For more plum desserts

Easy Vanilla Mini Cup Dessert (vanilla pastry cream + homemade plum compote)
Ingredients
Vanilla pastry cream:
- 3 eggs yolks
- 1 egg
- ½ cup granulated sugar
- 4 tbsp corn starch (40g)
- 2 cups milk
- ¼ cup unsalted butter (56g)
- 1 teaspoon vanilla Extract
Plum Sauce:
- 6 plums with peel
- 4 tablespoons sugar
- Drops of fresh lemon juice
- Crushed gluten-free cookies
Instructions
Vanilla Pastry Cream:
- In a medium bowl, beat the egg yolks, egg, cornstarch, and sugar with a hand whisk. Set aside.
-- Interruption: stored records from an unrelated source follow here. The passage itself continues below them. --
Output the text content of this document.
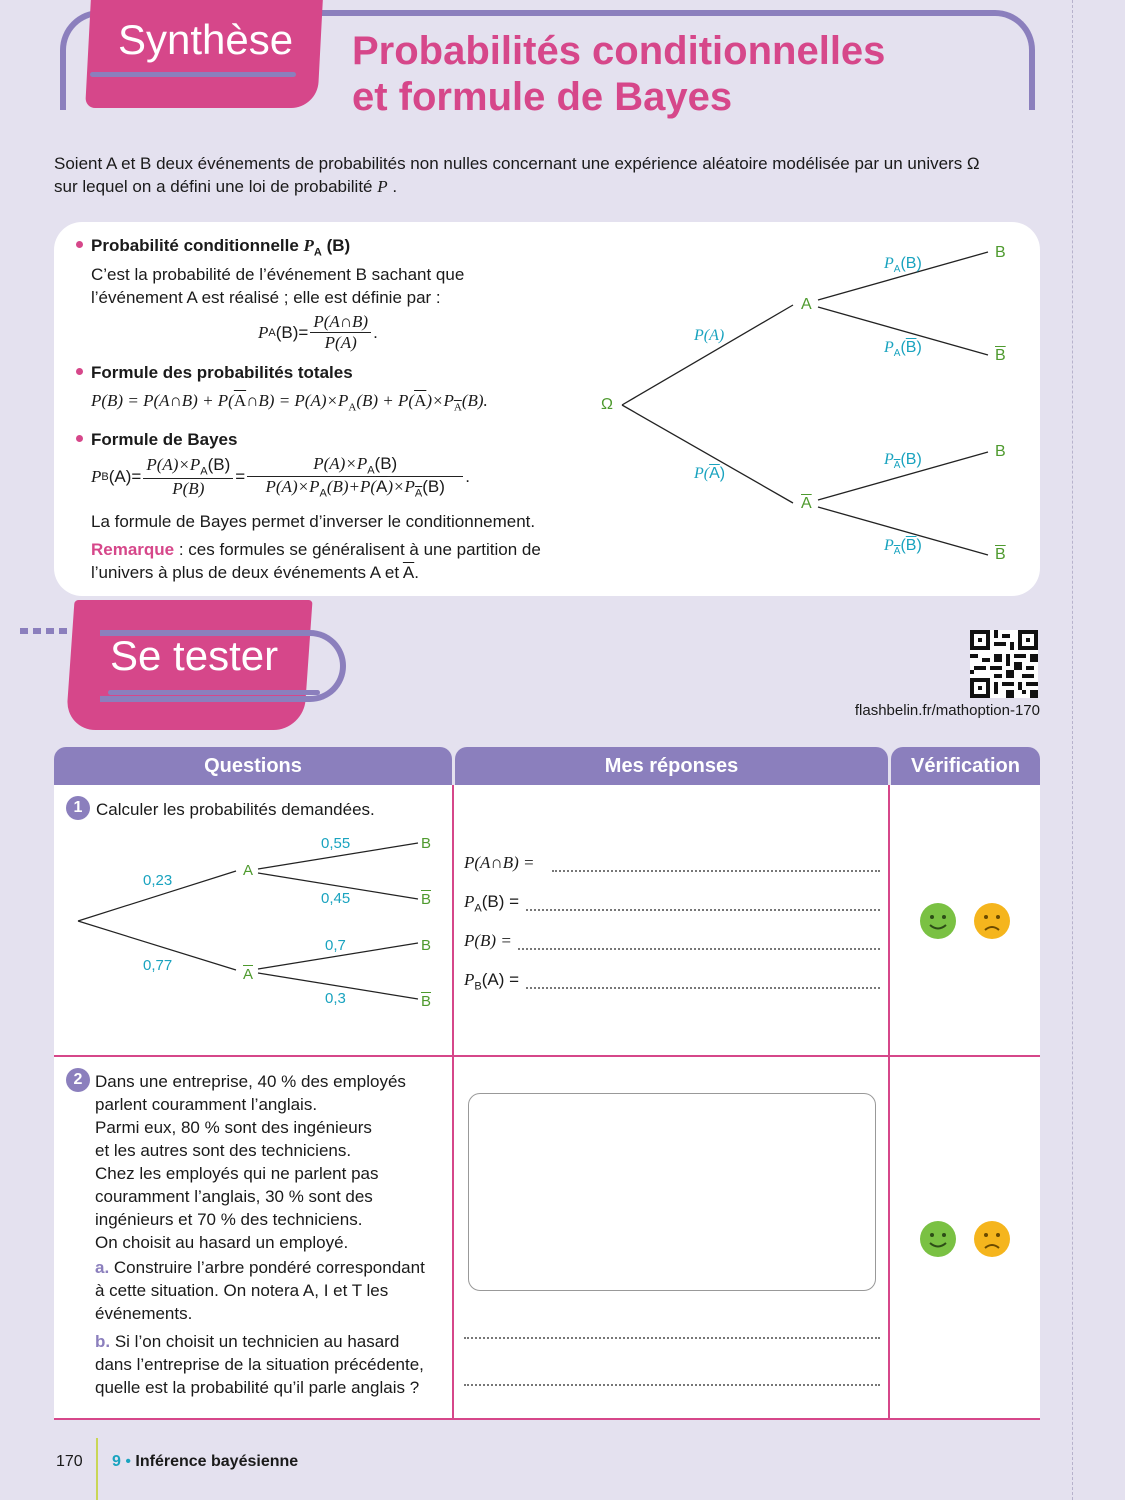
Synthèse Probabilités conditionnelles
et formule de Bayes
Soient A et B deux événements de probabilités non nulles concernant une expérience aléatoire modélisée par un univers Ω
sur lequel on a défini une loi de probabilité P .
Probabilité conditionnelle $P_A$ (B)
C’est la probabilité de l’événement B sachant que
l’événement A est réalisé ; elle est définie par :
P A $(B)= \frac{P(A\cap B)}{P(A)}$ .
Formule des probabilités totales
P(B) = P(A∩B) + $P(\overline{A}\cap B) = P(A)\times P_A(B) + P(\overline{A})\times P_{\overline{A}}(B)$.
Formule de Bayes
P B $(A)= \frac{P(A)\times P_A(B)}{P(B)} = \frac{P(A)\times P_A(B)}{P(A)\times P_A(B)+P(\overline{A})\times P_{\overline{A}}(B)}$ .
La formule de Bayes permet d’inverser le conditionnement.
Remarque : ces formules se généralisent à une partition de
l’univers à plus de deux événements A et $\overline{A}$.
Ω
A
$\overline{A}$
B
$\overline{B}$
B
$\overline{B}$
P(A)
$P(\overline{A})$
$P_A(B)$
$P_A(\overline{B})$
$P_{\overline{A}}(B)$
$P_{\overline{A}}(\overline{B})$
Se tester
flashbelin.fr/mathoption-170
Questions	Mes réponses	Vérification
1 Calculer les probabilités demandées.
A
$\overline{A}$
B
$\overline{B}$
B
$\overline{B}$
0,23
0,77
0,55
0,45
0,7
0,3
P(A∩B) =
$P_A(B)$ =
P(B) =
$P_B(A)$ =
2 Dans une entreprise, 40 % des employés
parlent couramment l’anglais.
Parmi eux, 80 % sont des ingénieurs
et les autres sont des techniciens.
Chez les employés qui ne parlent pas
couramment l’anglais, 30 % sont des
ingénieurs et 70 % des techniciens.
On choisit au hasard un employé.
a. Construire l’arbre pondéré correspondant
à cette situation. On notera A, I et T les
événements.
b. Si l’on choisit un technicien au hasard
dans l’entreprise de la situation précédente,
quelle est la probabilité qu’il parle anglais ?
170 9 • Inférence bayésienne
- Heat the milk in a deep saucepan until it begins to boil. Remove from the heat and pour into the egg yolk mixture while mixing constantly with a hand whisk.
- Pour the mixture back into the saucepan and continue stirring with the hand whisk until it starts to boil. Remove from the fire. Add the vanilla and butter, and mix.
- Place the cream in the cups and cover with plastic wrap in contact with the cream.
Plum Compote:
- Cut the plums with peel into large cubes. Place the plums in a deep saucepan, sprinkle with sugar and drops of lemon juice, and cook over low heat until tender, but firm, and a syrup forms. Remove from heat and let cool.
Dessert assembly:
- Drop spoons of pastry cream on the base, place plum compote on top of the cream, and finish with crushed gluten-free cookies.